Video: Sagan leaves early mark on Tour de France

As expected young super talent Peter Sagan (Liquigas-Cannondale) didn’t take very long before powering to his first win in his Tour de France debut. One day after his somewhat disappointing prologue in Liège, the 22-year-old Slovak set things straight by sprinting to the victory in the first road stage, a 198km long loop from Liège to the neighbouring town of Seraing.

“I’m very happy that I won today and it was more special because of the bad luck I had yesterday in the prologue,” Sagan said. During the prologue, Sagan went fast through a roundabout but was unable to hold the line and started slipping, clicking his foot out of the pedal and coming to a near stop. “Yesterday I was not feeling good and it wasn’t a parcours for me. I’m happy I didn’t crash. In Switzerland it was a completely different course that went up and down. Here it suited the real specialists like Wiggins and Cancellara.”
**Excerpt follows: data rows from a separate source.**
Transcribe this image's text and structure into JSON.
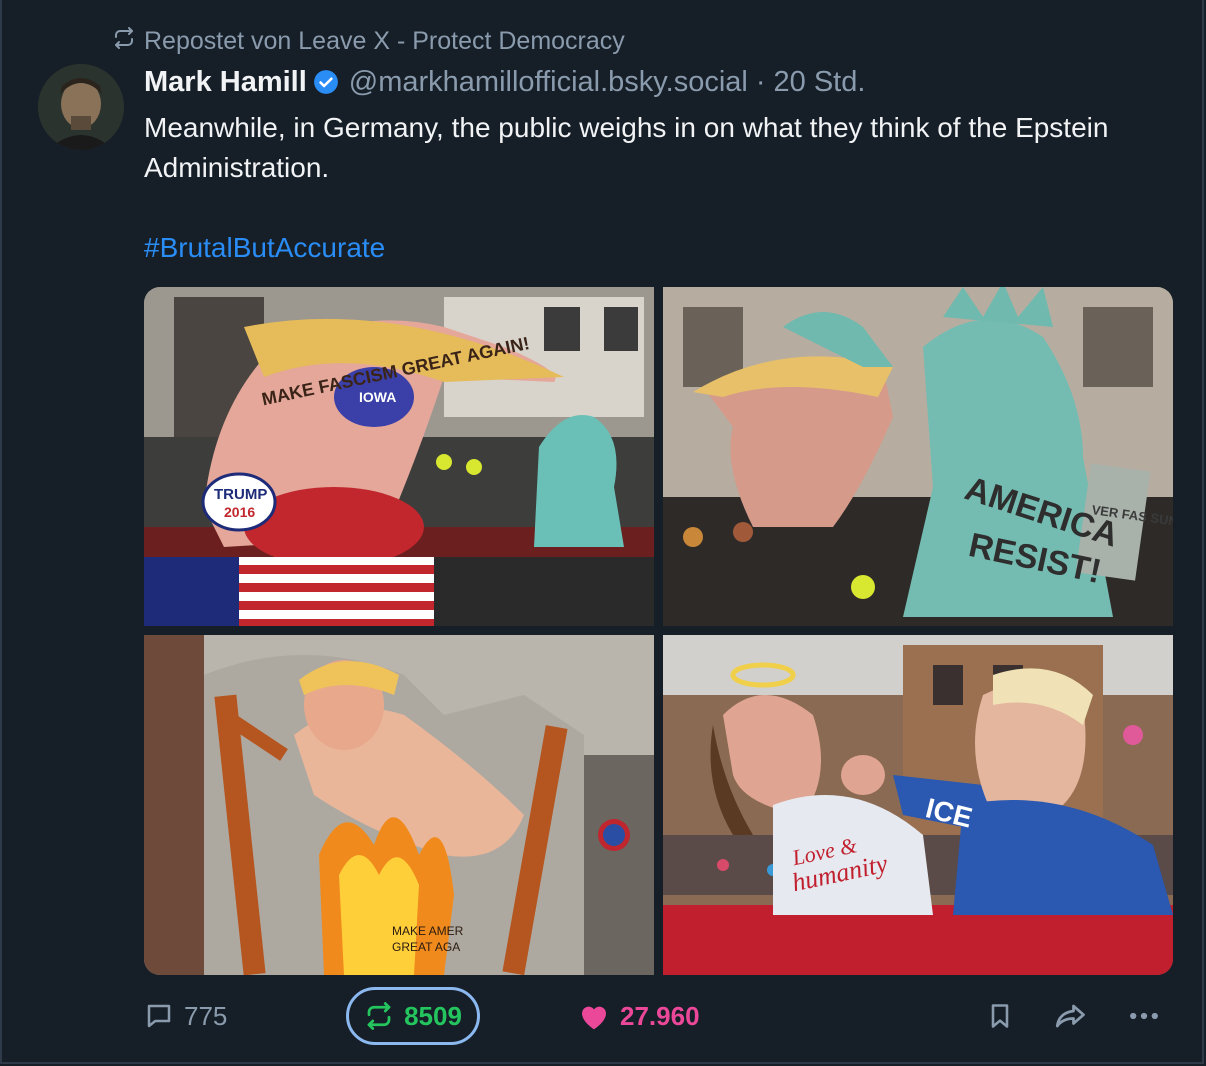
{
  "repost": {
    "label": "Repostet von Leave X - Protect Democracy"
  },
  "author": {
    "name": "Mark Hamill",
    "handle": "@markhamillofficial.bsky.social",
    "separator": "·",
    "time": "20 Std."
  },
  "post": {
    "text": "Meanwhile, in Germany, the public weighs in on what they think of the Epstein Administration.",
    "hashtag": "#BrutalButAccurate"
  },
  "images": {
    "img1": {
      "banner": "MAKE FASCISM GREAT AGAIN!",
      "iowa": "IOWA",
      "trump": "TRUMP",
      "year": "2016"
    },
    "img2": {
      "line1": "AMERICA",
      "line2": "RESIST!",
      "sign": "VER FAS SUNG"
    },
    "img3": {
      "line1": "MAKE AMER",
      "line2": "GREAT AGA"
    },
    "img4": {
      "love": "Love &",
      "humanity": "humanity",
      "ice": "ICE"
    }
  },
  "actions": {
    "replies": "775",
    "reposts": "8509",
    "likes": "27.960"
  },
  "colors": {
    "background": "#161e27",
    "accent": "#2a8cf5",
    "repost": "#24c55e",
    "like": "#ec4899",
    "muted": "#8a9bad"
  }
}
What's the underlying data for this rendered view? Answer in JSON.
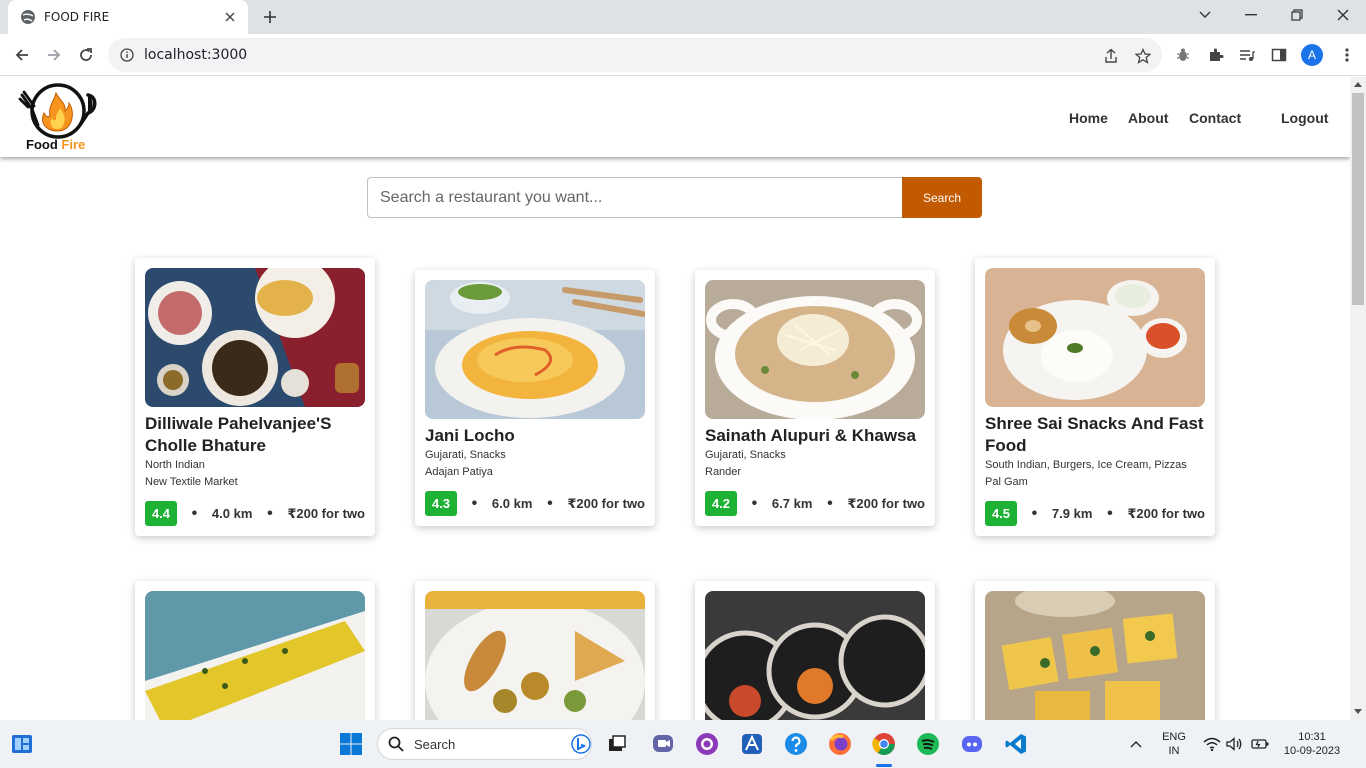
{
  "browser": {
    "tab_title": "FOOD FIRE",
    "url": "localhost:3000",
    "profile_initial": "A"
  },
  "site": {
    "logo_word1": "Food",
    "logo_word2": "Fire",
    "nav": [
      "Home",
      "About",
      "Contact",
      "Logout"
    ],
    "search_placeholder": "Search a restaurant you want...",
    "search_button": "Search",
    "colors": {
      "accent": "#c15a00",
      "rating_green": "#1db233",
      "logo_orange": "#f7941d"
    }
  },
  "restaurants": [
    {
      "name": "Dilliwale Pahelvanjee'S Cholle Bhature",
      "cuisine": "North Indian",
      "area": "New Textile Market",
      "rating": "4.4",
      "distance": "4.0 km",
      "cost": "₹200 for two"
    },
    {
      "name": "Jani Locho",
      "cuisine": "Gujarati, Snacks",
      "area": "Adajan Patiya",
      "rating": "4.3",
      "distance": "6.0 km",
      "cost": "₹200 for two"
    },
    {
      "name": "Sainath Alupuri & Khawsa",
      "cuisine": "Gujarati, Snacks",
      "area": "Rander",
      "rating": "4.2",
      "distance": "6.7 km",
      "cost": "₹200 for two"
    },
    {
      "name": "Shree Sai Snacks And Fast Food",
      "cuisine": "South Indian, Burgers, Ice Cream, Pizzas",
      "area": "Pal Gam",
      "rating": "4.5",
      "distance": "7.9 km",
      "cost": "₹200 for two"
    }
  ],
  "taskbar": {
    "search_label": "Search",
    "lang_line1": "ENG",
    "lang_line2": "IN",
    "time": "10:31",
    "date": "10-09-2023"
  }
}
On Sunday, Sagan was the only rider who was able to keep up with race leader Fabian Cancellara (RadioShack-Nissan) on the steepest part of the 3km long finishing climb, the Côte de Seraing. Edvald Boasson Hagen (Sky) bridged up a little later but the Norwegian had nothing left for the sprint. Sagan easily won the sprint, with the peloton following on the trio’s heels.

“Today I felt better than yesterday. I’m very happy that I have won,” Sagan said. When crossing the line Sagan didn’t throw his arms in the air as a rider traditionally does but made a bodybuilder-like pose. “After the Tour de Suisse I returned home to recover a bit. I talked with my friends about what I would do if I won and that was it.”

It turns out that Sagan is the youngest rider – he is 22 years and 157 days old – to win a stage in the Tour de France since Lance Armstrong won the stage in Verdun at the tender age of 21 and 296 days back in 1993. There are some within the Liquigas set-up who believe Sagan can follow in the American’s footsteps. “Did they say that? I would love to but I’m still at the beginning of my career. It’s too early to tell what’s possible and we’ll see if I can get a career like him.”

Sunday’s stage wasn’t quite a spectacular one until the speed went up brutally in the peloton inside the final 30 kilometres. There were some crashes and eventually the peloton headed at full speed towards the Côte de Seraing. Sagan described what he went through in those hectic kilometres.

“It was a tricky finale with lots of roundabouts and dangerous corners. Thanks to Nibali I was still up front in the last kilometre. In the last climb it was very hard. When Chavanel attacked I realized I had to follow him,” Sagan said. “Then I ended up on the wheel of Cancellara. Before the day’s stage I spoke with my team manager and we said that Fabian Cancellara was the right person to follow. He is in very good condition right now,” Sagan said. “I’m sorry for Fabian that I didn’t take a pull but he was very strong.”

It wasn’t the first time Sagan rode the finale of a big race. Despite his tender age Sagan won three stages during his debut in the Vuelta a España, adding those to his already high number of wins in stage races like Paris-Nice, Tour of Romandie, Tour of Poland, and a staggering eight stages in the Tour of California. Sagan didn’t expect to be impressed by the Tour de France but on Sunday he admitted that it wasn’t quite as he had anticipated.

“It’s not a race like the other ones, especially with the big crowds along the course and media at the finish. There’s much more stress in the peloton when heading towards the finish because everybody wants to be in front. I have 19 more stages to discover what the Tour is about.”